Karachi, February 14, 2025 – The Pakistan Tax Bar Association (PTBA) has voiced significant apprehensions regarding the introduction of SRO 69(I)/2025, issued by the Federal Board of Revenue (FBR) on January 29, 2025.
In a formal communication addressed to the FBR chairman, the PTBA highlighted various concerns about the implications of the new procedural guidelines for licensing, electronic invoicing, and integration of registered taxpayers.
The PTBA, after thoroughly reviewing the contents and potential outcomes of SRO 69(I)/2025, has recommended several measures to improve compliance while safeguarding the interests of honest taxpayers. The association acknowledged the FBR’s efforts to document the supply chain but emphasized that past initiatives, such as the Point of Sale (POS) integration, were not implemented effectively, leading to a lack of trust within the taxpayer community.

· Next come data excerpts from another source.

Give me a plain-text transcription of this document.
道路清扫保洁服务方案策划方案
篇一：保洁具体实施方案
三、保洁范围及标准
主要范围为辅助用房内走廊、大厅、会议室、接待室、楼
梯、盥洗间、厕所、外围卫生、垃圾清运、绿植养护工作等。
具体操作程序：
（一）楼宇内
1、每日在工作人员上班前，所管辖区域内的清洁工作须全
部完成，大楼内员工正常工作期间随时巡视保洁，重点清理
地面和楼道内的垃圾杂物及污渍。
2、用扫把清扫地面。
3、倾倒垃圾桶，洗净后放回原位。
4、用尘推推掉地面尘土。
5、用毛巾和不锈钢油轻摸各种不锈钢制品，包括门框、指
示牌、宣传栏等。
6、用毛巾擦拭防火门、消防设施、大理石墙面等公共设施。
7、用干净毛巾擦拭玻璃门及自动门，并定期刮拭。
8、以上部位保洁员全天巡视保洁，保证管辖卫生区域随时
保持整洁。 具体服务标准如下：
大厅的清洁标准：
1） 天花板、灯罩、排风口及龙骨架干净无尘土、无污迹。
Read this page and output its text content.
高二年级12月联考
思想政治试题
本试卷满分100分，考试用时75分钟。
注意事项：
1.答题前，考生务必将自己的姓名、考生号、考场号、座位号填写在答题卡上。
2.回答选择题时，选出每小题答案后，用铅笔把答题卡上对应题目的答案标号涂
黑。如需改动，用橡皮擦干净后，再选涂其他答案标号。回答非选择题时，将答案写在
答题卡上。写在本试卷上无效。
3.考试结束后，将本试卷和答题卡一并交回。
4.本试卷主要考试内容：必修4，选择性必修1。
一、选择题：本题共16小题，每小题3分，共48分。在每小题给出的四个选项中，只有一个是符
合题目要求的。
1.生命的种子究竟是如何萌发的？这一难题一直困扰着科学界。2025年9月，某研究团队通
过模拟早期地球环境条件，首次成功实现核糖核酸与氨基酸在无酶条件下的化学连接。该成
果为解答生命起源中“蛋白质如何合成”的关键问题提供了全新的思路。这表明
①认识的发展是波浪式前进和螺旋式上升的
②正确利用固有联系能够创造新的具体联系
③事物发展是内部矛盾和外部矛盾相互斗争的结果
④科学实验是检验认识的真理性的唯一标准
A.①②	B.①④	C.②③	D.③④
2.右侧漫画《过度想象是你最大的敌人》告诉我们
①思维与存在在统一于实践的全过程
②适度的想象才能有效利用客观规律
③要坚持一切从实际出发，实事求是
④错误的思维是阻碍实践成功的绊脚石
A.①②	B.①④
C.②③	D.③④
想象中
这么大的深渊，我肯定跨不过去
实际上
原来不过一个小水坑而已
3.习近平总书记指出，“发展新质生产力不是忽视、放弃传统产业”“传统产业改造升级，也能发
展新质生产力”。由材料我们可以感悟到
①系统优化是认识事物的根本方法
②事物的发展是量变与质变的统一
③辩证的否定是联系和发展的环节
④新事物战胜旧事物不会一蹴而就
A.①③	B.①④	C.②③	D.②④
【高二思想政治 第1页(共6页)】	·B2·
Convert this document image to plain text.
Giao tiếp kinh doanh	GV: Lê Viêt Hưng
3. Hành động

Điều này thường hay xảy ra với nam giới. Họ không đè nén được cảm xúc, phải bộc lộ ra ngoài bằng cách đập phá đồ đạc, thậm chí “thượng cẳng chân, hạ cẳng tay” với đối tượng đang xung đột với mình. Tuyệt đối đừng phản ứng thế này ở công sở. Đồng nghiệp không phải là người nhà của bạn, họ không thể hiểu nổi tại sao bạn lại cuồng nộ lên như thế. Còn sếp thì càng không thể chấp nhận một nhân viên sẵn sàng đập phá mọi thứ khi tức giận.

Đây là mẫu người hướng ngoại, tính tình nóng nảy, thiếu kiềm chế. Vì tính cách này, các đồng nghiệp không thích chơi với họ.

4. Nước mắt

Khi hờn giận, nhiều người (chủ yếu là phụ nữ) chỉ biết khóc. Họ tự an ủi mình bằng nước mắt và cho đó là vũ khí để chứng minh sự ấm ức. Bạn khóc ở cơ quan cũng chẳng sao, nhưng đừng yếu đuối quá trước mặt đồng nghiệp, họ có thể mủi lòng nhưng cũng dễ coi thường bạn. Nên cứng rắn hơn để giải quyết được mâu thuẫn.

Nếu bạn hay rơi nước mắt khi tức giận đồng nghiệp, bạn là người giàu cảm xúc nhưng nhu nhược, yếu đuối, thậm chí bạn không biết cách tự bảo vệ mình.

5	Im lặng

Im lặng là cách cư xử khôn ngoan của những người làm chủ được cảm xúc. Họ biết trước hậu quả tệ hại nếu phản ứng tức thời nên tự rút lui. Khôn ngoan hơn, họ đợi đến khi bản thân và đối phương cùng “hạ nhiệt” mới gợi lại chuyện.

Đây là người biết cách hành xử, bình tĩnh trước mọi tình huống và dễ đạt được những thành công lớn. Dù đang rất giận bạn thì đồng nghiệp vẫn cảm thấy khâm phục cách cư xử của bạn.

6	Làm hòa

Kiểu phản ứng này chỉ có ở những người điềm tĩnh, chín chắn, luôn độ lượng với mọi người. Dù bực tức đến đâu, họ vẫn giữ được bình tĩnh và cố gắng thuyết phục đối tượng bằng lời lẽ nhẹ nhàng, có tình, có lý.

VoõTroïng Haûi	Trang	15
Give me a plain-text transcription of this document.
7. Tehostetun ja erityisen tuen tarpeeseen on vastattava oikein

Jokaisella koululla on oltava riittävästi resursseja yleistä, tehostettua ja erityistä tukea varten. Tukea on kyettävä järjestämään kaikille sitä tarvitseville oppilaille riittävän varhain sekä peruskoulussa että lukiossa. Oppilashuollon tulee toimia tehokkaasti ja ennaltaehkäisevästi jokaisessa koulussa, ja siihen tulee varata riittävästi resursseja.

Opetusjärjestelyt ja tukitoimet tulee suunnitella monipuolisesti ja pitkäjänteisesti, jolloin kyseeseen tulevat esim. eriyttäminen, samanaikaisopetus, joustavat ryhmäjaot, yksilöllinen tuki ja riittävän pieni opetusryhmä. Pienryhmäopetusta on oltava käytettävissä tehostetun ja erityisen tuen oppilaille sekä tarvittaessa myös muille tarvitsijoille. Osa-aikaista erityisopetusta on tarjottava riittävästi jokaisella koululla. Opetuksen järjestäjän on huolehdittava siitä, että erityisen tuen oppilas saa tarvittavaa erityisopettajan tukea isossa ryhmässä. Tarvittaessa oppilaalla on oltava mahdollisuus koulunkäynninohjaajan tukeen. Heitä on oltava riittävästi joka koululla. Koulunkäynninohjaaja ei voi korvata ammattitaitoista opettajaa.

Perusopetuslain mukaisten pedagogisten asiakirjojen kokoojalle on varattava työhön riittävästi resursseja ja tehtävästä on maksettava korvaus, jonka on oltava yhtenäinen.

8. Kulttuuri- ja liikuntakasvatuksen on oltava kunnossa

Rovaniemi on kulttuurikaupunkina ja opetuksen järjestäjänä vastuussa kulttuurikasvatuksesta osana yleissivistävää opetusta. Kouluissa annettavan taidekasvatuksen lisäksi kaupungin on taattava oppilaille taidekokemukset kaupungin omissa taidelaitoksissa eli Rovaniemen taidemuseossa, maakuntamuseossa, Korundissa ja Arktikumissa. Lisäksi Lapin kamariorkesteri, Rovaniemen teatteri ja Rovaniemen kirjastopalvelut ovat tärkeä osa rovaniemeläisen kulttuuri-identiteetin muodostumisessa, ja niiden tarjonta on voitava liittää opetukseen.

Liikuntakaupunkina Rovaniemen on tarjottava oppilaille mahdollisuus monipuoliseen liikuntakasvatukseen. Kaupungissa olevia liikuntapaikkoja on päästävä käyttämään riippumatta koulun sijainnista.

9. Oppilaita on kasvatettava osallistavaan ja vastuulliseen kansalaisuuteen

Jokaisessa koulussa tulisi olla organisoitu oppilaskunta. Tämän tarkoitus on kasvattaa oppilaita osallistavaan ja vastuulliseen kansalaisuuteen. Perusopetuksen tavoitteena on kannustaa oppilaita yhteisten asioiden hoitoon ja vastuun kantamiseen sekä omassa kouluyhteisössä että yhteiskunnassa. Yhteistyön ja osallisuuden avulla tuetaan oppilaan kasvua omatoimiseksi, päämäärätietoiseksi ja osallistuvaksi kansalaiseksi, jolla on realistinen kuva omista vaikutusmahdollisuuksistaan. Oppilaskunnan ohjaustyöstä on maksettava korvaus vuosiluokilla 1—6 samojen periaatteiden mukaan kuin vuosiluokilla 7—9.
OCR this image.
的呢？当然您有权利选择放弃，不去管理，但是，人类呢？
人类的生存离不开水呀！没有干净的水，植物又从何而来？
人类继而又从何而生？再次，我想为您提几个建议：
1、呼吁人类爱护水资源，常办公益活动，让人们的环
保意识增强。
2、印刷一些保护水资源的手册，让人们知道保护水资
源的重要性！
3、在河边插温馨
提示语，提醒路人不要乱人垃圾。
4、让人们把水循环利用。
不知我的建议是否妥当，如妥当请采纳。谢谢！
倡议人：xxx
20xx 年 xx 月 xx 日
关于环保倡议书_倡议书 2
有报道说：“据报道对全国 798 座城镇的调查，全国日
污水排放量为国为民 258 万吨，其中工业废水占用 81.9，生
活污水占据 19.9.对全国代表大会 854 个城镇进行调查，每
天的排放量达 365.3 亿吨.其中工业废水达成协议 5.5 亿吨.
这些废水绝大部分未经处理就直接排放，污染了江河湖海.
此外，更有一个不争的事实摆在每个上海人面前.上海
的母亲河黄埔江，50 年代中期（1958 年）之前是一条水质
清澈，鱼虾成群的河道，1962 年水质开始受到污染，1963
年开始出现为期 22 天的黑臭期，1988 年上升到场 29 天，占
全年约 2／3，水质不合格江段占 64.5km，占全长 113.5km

According to the PTBA, the procedural requirements outlined in SRO 69(I)/2025, including rules 150X to 150XQ, must be enforced cautiously. The association expressed concern about past instances where abrupt enforcement actions by FBR officials resulted in legal setbacks and damaged the reputation of compliant businesses. The PTBA stressed that all registered persons should be promptly notified and provided with clear, simplified guidelines to facilitate compliance.
The PTBA also recommended that integration and licensing procedures should be streamlined to minimize costs for taxpayers. They proposed allowing businesses to integrate with the FBR’s PRAL system using their existing IT consultants, a step that would reduce dependency on external licensing bodies and curb opportunities for malpractice and harassment.
Furthermore, the PTBA suggested abolishing routine sales tax audits, given that the new electronic invoicing system provides real-time transaction monitoring. They argued that continuing with standard audits would impose unnecessary burdens on businesses, increase compliance costs, and erode trust in the tax administration.
The PTBA reiterated its commitment to supporting initiatives aimed at broadening the tax base but stressed the importance of transparent, taxpayer-friendly implementation. The association warned that inconsistent enforcement or preferential treatment of certain businesses could undermine the effectiveness of SRO 69(I)/2025 and perpetuate non-compliance.
In conclusion, the PTBA called on the FBR to address these concerns promptly, ensuring that the new regulations foster a fair, efficient, and harassment-free tax environment. The PTBA emphasized the need for open dialogue and collaborative efforts to build taxpayer confidence and enhance revenue collection for national development.